Bu geceyi sizin için bölüm yazmaya adıyorum.
Her yıldız bir umut olsun o zaman.
Umarım beğenirsiniz. Lütfen oy verip yorum yazmayı unutmayın.
İyi okumalarr!
***
Pınar Teyze ağzıma bir elma daha bıraktı. Şişecektim herhalde yakında. Meyveleri ağzıma dıktıkça dıkıyordu. Ağzımda boş yer kalmadı canım!
"Ee kızım, biliyorsun uzun bir süredir görüşemiyoruz. Ne yapıyorsun bakalım Mardin'de?"
Ağzımdaki elmayı hızla çiğnemeye başladım. Lokmam biterse eğer konuşabilecektim.
Mardin'de bir şey yapmıyordum açıkçası. Her gün askerden başka bir şey göremiyordum. Ne kadar farklı bir birey istesem de maalesef ki gerçekleşemiyordu.
Ağzımdaki lokmayı bitirince konuşmaya başladım.
"İyi gidiyor işte Pınar Teyze'm. Sen beni boş ver, sen ne yapıyorsun asıl?"
Bu kadını her gördüğümde kalbim acıyordu sebepsizce. Sanki ona bir haksızlık yapmışım da vicdan azabı çekiyormuşum gibi...
"İyiyim kızım bende. Seni de böyle ayaküstü çağırdım, kusura bakma"
Ne kusuru? O benim için bir parçaydı. Kalbimin parçasıydı Pınar Teyze. Annem gibiydi o benim. Annemin babamın veremediği o sevgiyi, şefkati o vermişti bana.
"Olur mu hiç öyle şey Pınar Teyzem? Sen düşünme bunları. Ne yapıyorsunuz mahallede biraz onları anlat bana. Yine ne dedikodular dönüyor bakalım mahallede?"
"Kız sen mahalleden gidince bir durgunlaştı buralar. Asena gelse de dedikodu çıkartsak diyecekler utanmasalar!"
Nasıl ya? Mahallenin dedikodu kaynağı ben miydim gerçekten? Bu hiç gururlandırıcı bir olay değildi.
"Nasıl yani Pınar Teyze?"
"Kız boş ver, Yiğit oğlum nasıl?"
Yiğit mi? Ne alakaydı o şimdi? Hem ne ara oğlu olmuştu?
"O da iyi işte Pınar Teyze. Zaten bugün akşam yola koyulacağız. Biliyorsun Mardin bayağı bir uzak"
Tebessüm ettim. Mardin'e gitmeyi çok istiyordum. Evim evim güzel evim! Hem Yeliz Abla ile de görüşebilecektim. Cansu ve Yeliz Abla'yı da çok özlemiştim.
Her gün konuşuyorduk fakat bana az geliyordu sebepsizce.

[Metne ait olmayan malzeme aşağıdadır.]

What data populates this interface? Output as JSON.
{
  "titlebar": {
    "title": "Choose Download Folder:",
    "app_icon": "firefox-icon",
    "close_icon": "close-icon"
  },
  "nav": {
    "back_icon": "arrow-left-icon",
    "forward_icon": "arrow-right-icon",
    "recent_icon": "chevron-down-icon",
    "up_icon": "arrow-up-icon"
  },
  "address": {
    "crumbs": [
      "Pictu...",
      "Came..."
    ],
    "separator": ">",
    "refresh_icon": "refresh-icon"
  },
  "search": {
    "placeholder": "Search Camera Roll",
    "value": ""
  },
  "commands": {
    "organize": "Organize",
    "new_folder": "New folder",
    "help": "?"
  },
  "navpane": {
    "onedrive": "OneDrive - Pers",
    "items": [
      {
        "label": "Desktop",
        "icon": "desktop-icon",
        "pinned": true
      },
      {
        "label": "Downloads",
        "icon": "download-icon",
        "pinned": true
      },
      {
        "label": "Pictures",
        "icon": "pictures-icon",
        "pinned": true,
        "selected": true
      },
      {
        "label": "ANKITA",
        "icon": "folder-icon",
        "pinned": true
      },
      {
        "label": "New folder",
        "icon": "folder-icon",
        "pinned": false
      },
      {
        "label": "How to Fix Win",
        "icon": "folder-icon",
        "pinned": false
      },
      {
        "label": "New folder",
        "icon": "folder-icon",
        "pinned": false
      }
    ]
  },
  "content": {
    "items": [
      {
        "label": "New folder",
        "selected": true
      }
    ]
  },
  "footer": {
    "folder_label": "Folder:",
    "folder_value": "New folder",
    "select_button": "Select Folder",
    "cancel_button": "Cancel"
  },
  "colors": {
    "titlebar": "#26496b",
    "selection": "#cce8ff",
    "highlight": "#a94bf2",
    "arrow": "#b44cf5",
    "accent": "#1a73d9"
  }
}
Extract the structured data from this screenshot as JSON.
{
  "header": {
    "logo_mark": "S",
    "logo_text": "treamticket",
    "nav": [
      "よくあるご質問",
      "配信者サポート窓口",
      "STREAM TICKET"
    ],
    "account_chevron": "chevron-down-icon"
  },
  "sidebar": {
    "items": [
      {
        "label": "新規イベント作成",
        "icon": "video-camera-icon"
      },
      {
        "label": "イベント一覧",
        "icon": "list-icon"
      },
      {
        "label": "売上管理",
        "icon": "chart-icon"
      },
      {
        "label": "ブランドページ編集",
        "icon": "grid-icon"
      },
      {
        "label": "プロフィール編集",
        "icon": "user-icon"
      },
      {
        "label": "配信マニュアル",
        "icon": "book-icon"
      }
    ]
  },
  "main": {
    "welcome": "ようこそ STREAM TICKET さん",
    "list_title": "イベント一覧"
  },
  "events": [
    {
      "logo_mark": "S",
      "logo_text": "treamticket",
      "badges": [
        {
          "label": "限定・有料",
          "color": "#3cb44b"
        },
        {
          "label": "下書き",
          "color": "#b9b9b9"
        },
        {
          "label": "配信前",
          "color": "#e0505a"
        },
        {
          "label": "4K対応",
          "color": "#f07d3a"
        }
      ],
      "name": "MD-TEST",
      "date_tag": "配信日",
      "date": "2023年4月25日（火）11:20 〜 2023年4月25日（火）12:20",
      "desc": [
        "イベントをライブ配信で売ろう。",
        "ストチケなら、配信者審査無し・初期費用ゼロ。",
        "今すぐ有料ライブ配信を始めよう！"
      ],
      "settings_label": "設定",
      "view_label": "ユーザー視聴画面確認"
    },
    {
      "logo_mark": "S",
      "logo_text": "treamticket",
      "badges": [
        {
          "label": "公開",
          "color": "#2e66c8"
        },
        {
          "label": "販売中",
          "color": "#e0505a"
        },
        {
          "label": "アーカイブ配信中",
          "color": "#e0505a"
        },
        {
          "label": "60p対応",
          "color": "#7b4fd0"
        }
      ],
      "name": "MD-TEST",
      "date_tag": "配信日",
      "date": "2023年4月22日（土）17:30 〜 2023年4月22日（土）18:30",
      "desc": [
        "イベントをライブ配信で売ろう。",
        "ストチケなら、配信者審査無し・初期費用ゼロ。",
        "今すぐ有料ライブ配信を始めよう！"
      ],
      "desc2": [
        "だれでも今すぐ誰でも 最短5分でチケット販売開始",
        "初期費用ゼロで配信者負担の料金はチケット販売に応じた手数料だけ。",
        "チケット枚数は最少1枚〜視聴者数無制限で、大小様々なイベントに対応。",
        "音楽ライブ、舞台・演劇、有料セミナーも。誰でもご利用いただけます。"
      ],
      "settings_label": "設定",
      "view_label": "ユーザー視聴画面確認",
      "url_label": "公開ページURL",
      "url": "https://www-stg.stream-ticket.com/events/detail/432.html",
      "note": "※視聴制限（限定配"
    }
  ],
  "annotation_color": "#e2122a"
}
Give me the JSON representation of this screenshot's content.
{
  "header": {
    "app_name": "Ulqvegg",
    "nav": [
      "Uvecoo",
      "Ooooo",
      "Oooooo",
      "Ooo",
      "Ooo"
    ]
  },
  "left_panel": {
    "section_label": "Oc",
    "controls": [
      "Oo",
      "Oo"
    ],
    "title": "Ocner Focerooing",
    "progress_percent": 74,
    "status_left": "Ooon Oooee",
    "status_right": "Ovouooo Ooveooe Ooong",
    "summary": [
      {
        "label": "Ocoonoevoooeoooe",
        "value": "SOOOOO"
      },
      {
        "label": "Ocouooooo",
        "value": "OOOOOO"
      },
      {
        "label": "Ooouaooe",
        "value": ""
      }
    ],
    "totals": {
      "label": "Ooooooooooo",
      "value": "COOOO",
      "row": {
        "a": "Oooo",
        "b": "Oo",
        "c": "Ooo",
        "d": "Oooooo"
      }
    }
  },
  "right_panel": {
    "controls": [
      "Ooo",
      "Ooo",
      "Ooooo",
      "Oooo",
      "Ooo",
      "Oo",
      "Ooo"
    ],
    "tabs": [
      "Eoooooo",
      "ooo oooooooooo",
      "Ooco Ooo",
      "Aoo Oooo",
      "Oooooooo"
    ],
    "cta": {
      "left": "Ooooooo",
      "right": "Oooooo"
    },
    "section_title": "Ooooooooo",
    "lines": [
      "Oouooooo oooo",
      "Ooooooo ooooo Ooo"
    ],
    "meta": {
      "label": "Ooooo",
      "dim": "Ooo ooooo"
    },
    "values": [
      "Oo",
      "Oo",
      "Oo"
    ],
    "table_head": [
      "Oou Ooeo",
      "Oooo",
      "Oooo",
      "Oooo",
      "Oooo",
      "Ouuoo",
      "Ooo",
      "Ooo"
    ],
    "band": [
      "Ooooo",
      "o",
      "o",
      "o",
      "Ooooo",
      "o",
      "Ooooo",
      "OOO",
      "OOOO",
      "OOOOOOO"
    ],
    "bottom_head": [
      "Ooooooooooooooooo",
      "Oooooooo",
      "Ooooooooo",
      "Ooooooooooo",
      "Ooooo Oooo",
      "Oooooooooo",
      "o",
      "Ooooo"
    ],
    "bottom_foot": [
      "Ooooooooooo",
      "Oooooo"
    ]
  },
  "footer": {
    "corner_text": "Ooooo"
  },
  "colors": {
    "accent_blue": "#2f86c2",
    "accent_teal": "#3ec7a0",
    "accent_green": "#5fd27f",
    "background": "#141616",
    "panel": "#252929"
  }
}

"Bilmez olur muyum kızım? Biz Fırat amcanla gezmeye, görmeye gitmiştik oraları. Şimdi bir sürü şey eklenmiştir ama önceden pek bir güzeldi"
Pınar Teyze aklına bir şey gelmiş olmalı ki hızla ayağa kalktı ve mutfağa geçti. Biliyordum ben bu hâllerini. Ağır dedikodu başlatacaktı şimdi. Çayımdan bir yudum aldım ve Pınar Teyze'yi beklemeye başladım.
ŞİMDİ OKUDUĞUN
FISILTI |Ara Verildi...|
عشوائيHayat bana bir şans sunsaydı ailemin yaşayabilmesi için elimden gelen her şeyi yapardım. Bilinmezliğin bende açtığı yaralar, çocukluğumun benden esirgediği hayaller, belki de gençliğim benden soyutladığı o tüm gerçekler. Ben aile nasıl olur bilmede...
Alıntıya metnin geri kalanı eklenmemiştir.